State budget negotiations continue into their next phase – conference committee negotiations. The Senate & House chambers have chosen their conference committee representatives who will work to reconcile the differences between their respective budget proposals. What they decide will be voted on, and if passed, presented to the Governor for signature and enactment.
Compared to the Senate version, the House budget includes more robust resources for housing and related needs. Most notably $200 million for gap financing to ensure that shovel-ready Low-Income Housing Tax Credit projects facing drastic cost increases due to the effects of the pandemic are able to move forward. For housing, the House also includes $15 million for Rapid Rehousing, $20 million for Habitat for Humanity, and $42 million for infrastructure related to affordable housing development in rural areas.

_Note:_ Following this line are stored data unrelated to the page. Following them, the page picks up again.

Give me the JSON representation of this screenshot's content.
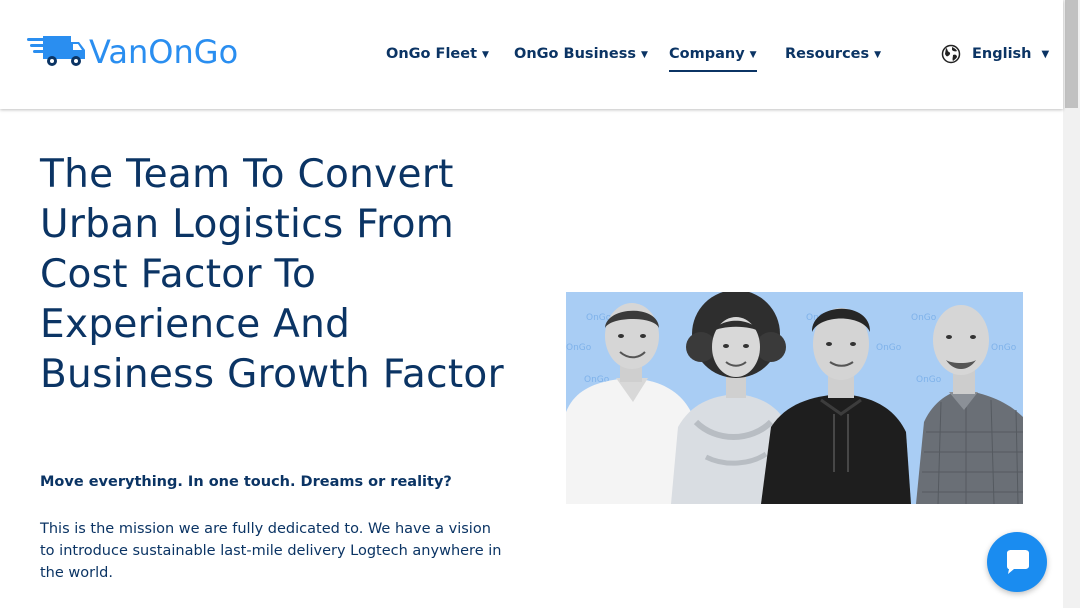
{
  "brand": {
    "name": "VanOnGo",
    "accent": "#2a8ef0",
    "dark": "#0b3464"
  },
  "nav": {
    "items": [
      {
        "label": "OnGo Fleet"
      },
      {
        "label": "OnGo Business"
      },
      {
        "label": "Company",
        "active": true
      },
      {
        "label": "Resources"
      }
    ],
    "language": "English"
  },
  "hero": {
    "title": "The Team To Convert Urban Logistics From Cost Factor To Experience And Business Growth Factor",
    "tagline": "Move everything. In one touch. Dreams or reality?",
    "mission": "This is the mission we are fully dedicated to. We have a vision to introduce sustainable last-mile delivery Logtech anywhere in the world.",
    "team_photo_watermark": "OnGo"
  },
  "icons": {
    "logo": "delivery-truck-icon",
    "globe": "globe-icon",
    "chat": "chat-bubble-icon"
  }
}
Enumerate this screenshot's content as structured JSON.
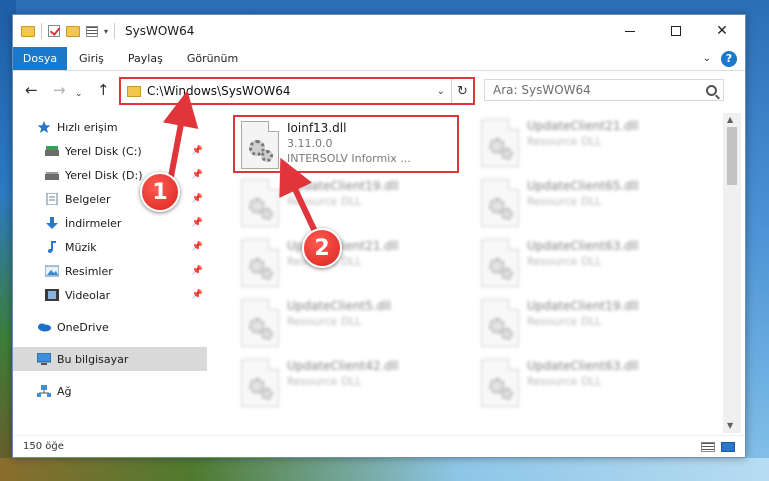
{
  "window": {
    "title": "SysWOW64",
    "controls": {
      "minimize": "—",
      "maximize": "☐",
      "close": "✕"
    }
  },
  "ribbon": {
    "tabs": [
      "Dosya",
      "Giriş",
      "Paylaş",
      "Görünüm"
    ],
    "help": "?"
  },
  "address": {
    "path": "C:\\Windows\\SysWOW64",
    "search_placeholder": "Ara: SysWOW64"
  },
  "nav_pane": {
    "items": [
      {
        "label": "Hızlı erişim",
        "icon": "star-icon"
      },
      {
        "label": "Yerel Disk (C:)",
        "icon": "drive-icon",
        "pinned": true
      },
      {
        "label": "Yerel Disk (D:)",
        "icon": "drive-icon",
        "pinned": true
      },
      {
        "label": "Belgeler",
        "icon": "documents-icon",
        "pinned": true
      },
      {
        "label": "İndirmeler",
        "icon": "download-icon",
        "pinned": true
      },
      {
        "label": "Müzik",
        "icon": "music-icon",
        "pinned": true
      },
      {
        "label": "Resimler",
        "icon": "pictures-icon",
        "pinned": true
      },
      {
        "label": "Videolar",
        "icon": "video-icon",
        "pinned": true
      },
      {
        "label": "OneDrive",
        "icon": "cloud-icon"
      },
      {
        "label": "Bu bilgisayar",
        "icon": "computer-icon",
        "selected": true
      },
      {
        "label": "Ağ",
        "icon": "network-icon"
      }
    ]
  },
  "files": [
    {
      "name": "Ioinf13.dll",
      "line2": "3.11.0.0",
      "line3": "INTERSOLV Informix ...",
      "featured": true
    },
    {
      "name": "UpdateClient21.dll",
      "line2": "Resource DLL"
    },
    {
      "name": "UpdateClient19.dll",
      "line2": "Resource DLL"
    },
    {
      "name": "UpdateClient65.dll",
      "line2": "Resource DLL"
    },
    {
      "name": "UpdateClient21.dll",
      "line2": "Resource DLL"
    },
    {
      "name": "UpdateClient63.dll",
      "line2": "Resource DLL"
    },
    {
      "name": "UpdateClient5.dll",
      "line2": "Resource DLL"
    },
    {
      "name": "UpdateClient19.dll",
      "line2": "Resource DLL"
    },
    {
      "name": "UpdateClient42.dll",
      "line2": "Resource DLL"
    },
    {
      "name": "UpdateClient63.dll",
      "line2": "Resource DLL"
    }
  ],
  "status": {
    "item_count": "150 öğe"
  },
  "annotations": {
    "step1": "1",
    "step2": "2"
  },
  "colors": {
    "accent": "#1979ca",
    "highlight": "#e0353a",
    "selected_bg": "#d9d9d9"
  }
}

Here is how the Senate & House budgets address housing:
The House version sees an increase to the Workforce Housing Loan Program from $40 million as proposed by the Senate to $200 million. Using ARP funds, the increase to WHLP is intended to allow NCHFA to offer gap funding to LIHTC developments facing significant budget shortfalls due to dramatic cost increases resulting from the COVID-19 pandemic.
Some other House changes include:
- $10 million and $40 million to Winston-Salem and Dare County respectively for affordable housing production
- $250,000 to Habitat for Humanity of Gaston County for economic development related infrastructure projects
- Provisions that reiterate or further define the criteria by which local governments may institute periodic inspections for hazardous conditions in residential rental properties
For housing programs the House budget provides more investment. However, the House budget also:
- Includes the harmful Senate provisions relating to the NCHFA’s budgeting and accounting procedures; and
- Revises provisions relating to NCHFA’s administration of the $273 million Homeowner Assistance Fund (HAF) from the American Rescue Plan.

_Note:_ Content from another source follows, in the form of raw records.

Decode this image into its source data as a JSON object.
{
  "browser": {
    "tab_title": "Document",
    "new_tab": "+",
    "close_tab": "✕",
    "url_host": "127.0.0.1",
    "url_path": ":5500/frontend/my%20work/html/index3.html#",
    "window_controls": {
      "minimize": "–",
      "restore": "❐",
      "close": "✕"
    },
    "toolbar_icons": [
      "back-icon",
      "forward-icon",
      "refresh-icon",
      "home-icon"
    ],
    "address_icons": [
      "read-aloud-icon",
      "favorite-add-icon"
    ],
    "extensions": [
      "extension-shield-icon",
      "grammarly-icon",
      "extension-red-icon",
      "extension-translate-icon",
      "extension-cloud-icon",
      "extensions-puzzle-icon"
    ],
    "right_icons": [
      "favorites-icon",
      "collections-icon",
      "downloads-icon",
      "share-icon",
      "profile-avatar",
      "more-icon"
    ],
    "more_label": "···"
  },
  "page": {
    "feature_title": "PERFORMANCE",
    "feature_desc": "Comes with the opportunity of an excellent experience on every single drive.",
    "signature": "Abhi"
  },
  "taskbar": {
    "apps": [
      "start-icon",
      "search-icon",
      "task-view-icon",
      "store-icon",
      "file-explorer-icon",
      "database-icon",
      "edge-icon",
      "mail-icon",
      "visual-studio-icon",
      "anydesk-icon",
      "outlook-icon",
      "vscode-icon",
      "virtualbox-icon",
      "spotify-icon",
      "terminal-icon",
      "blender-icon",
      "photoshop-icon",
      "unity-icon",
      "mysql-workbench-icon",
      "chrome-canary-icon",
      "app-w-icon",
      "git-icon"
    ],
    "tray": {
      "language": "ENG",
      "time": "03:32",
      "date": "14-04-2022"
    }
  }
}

There is work to do to keep this funding in the budget once they begin negotiations with the Senate. There is also work to do to remove the harmful provisions that impact NCHFA accounting and budgeting procedures.

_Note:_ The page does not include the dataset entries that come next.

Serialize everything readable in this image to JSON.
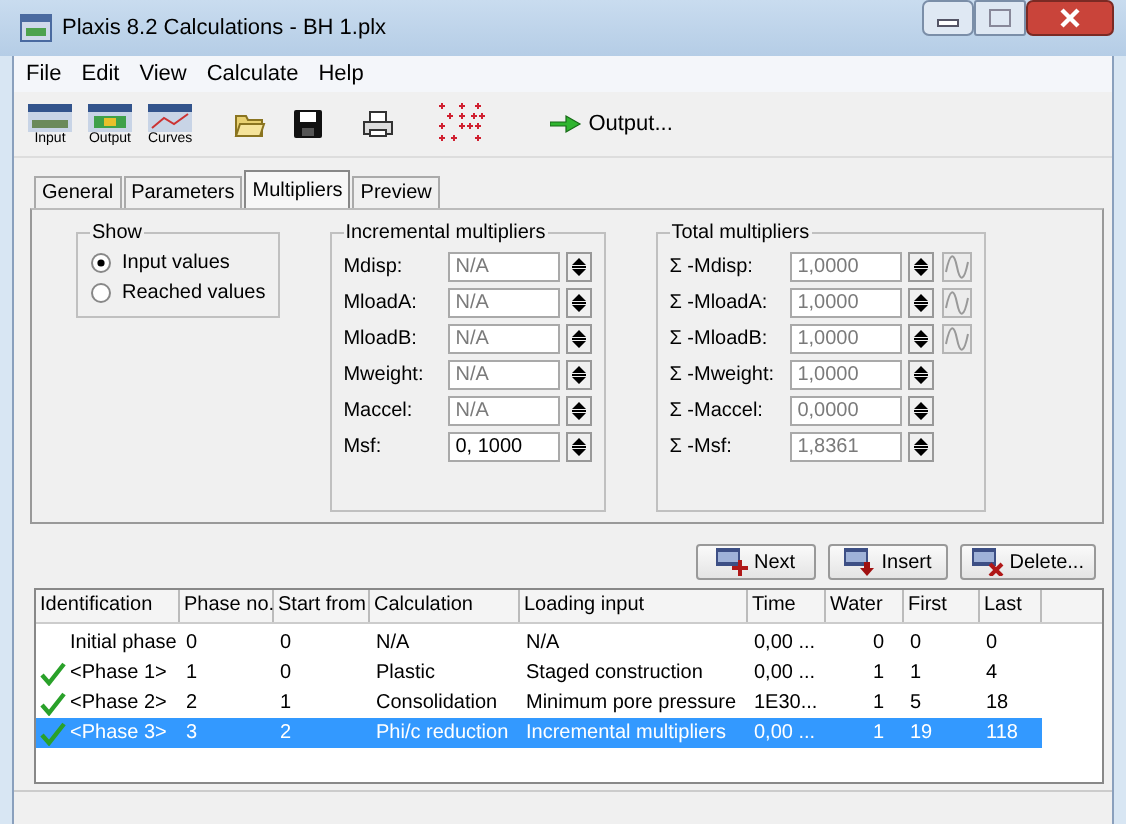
{
  "window": {
    "title": "Plaxis 8.2 Calculations - BH 1.plx"
  },
  "menu": [
    "File",
    "Edit",
    "View",
    "Calculate",
    "Help"
  ],
  "toolbar": {
    "program_buttons": [
      {
        "label": "Input"
      },
      {
        "label": "Output"
      },
      {
        "label": "Curves"
      }
    ],
    "output_button": "Output..."
  },
  "tabs": [
    {
      "label": "General",
      "selected": false
    },
    {
      "label": "Parameters",
      "selected": false
    },
    {
      "label": "Multipliers",
      "selected": true
    },
    {
      "label": "Preview",
      "selected": false
    }
  ],
  "show": {
    "title": "Show",
    "options": [
      {
        "label": "Input values",
        "selected": true
      },
      {
        "label": "Reached values",
        "selected": false
      }
    ]
  },
  "incremental": {
    "title": "Incremental multipliers",
    "rows": [
      {
        "label": "Mdisp:",
        "value": "N/A",
        "disabled": true
      },
      {
        "label": "MloadA:",
        "value": "N/A",
        "disabled": true
      },
      {
        "label": "MloadB:",
        "value": "N/A",
        "disabled": true
      },
      {
        "label": "Mweight:",
        "value": "N/A",
        "disabled": true
      },
      {
        "label": "Maccel:",
        "value": "N/A",
        "disabled": true
      },
      {
        "label": "Msf:",
        "value": "0, 1000",
        "disabled": false
      }
    ]
  },
  "total": {
    "title": "Total multipliers",
    "rows": [
      {
        "label": "Σ -Mdisp:",
        "value": "1,0000",
        "curve_button": true
      },
      {
        "label": "Σ -MloadA:",
        "value": "1,0000",
        "curve_button": true
      },
      {
        "label": "Σ -MloadB:",
        "value": "1,0000",
        "curve_button": true
      },
      {
        "label": "Σ -Mweight:",
        "value": "1,0000",
        "curve_button": false
      },
      {
        "label": "Σ -Maccel:",
        "value": "0,0000",
        "curve_button": false
      },
      {
        "label": "Σ -Msf:",
        "value": "1,8361",
        "curve_button": false
      }
    ]
  },
  "actions": [
    {
      "kind": "next",
      "label": "Next"
    },
    {
      "kind": "insert",
      "label": "Insert"
    },
    {
      "kind": "delete",
      "label": "Delete..."
    }
  ],
  "table": {
    "columns": [
      "Identification",
      "Phase no.",
      "Start from",
      "Calculation",
      "Loading input",
      "Time",
      "Water",
      "First",
      "Last"
    ],
    "rows": [
      {
        "done": false,
        "selected": false,
        "cells": [
          "Initial phase",
          "0",
          "0",
          "N/A",
          "N/A",
          "0,00 ...",
          "0",
          "0",
          "0"
        ]
      },
      {
        "done": true,
        "selected": false,
        "cells": [
          "<Phase 1>",
          "1",
          "0",
          "Plastic",
          "Staged construction",
          "0,00 ...",
          "1",
          "1",
          "4"
        ]
      },
      {
        "done": true,
        "selected": false,
        "cells": [
          "<Phase 2>",
          "2",
          "1",
          "Consolidation",
          "Minimum pore pressure",
          "1E30...",
          "1",
          "5",
          "18"
        ]
      },
      {
        "done": true,
        "selected": true,
        "cells": [
          "<Phase 3>",
          "3",
          "2",
          "Phi/c reduction",
          "Incremental multipliers",
          "0,00 ...",
          "1",
          "19",
          "118"
        ]
      }
    ]
  }
}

As for timing, we are hearing that a final budget (formerly known as SB 105) may be ready for approval in mid- to late September. With this additional delay in passing a state budget, resources that are desperately needed to cope with the wide ranging effects of the pandemic will only be further delayed.
With the continued delay in passing a budget and the wide differences in the amount of housing funding in the Senate and House budgets, continued advocacy is necessary to ensure that the final budget does contain the housing provisions proposed by the House.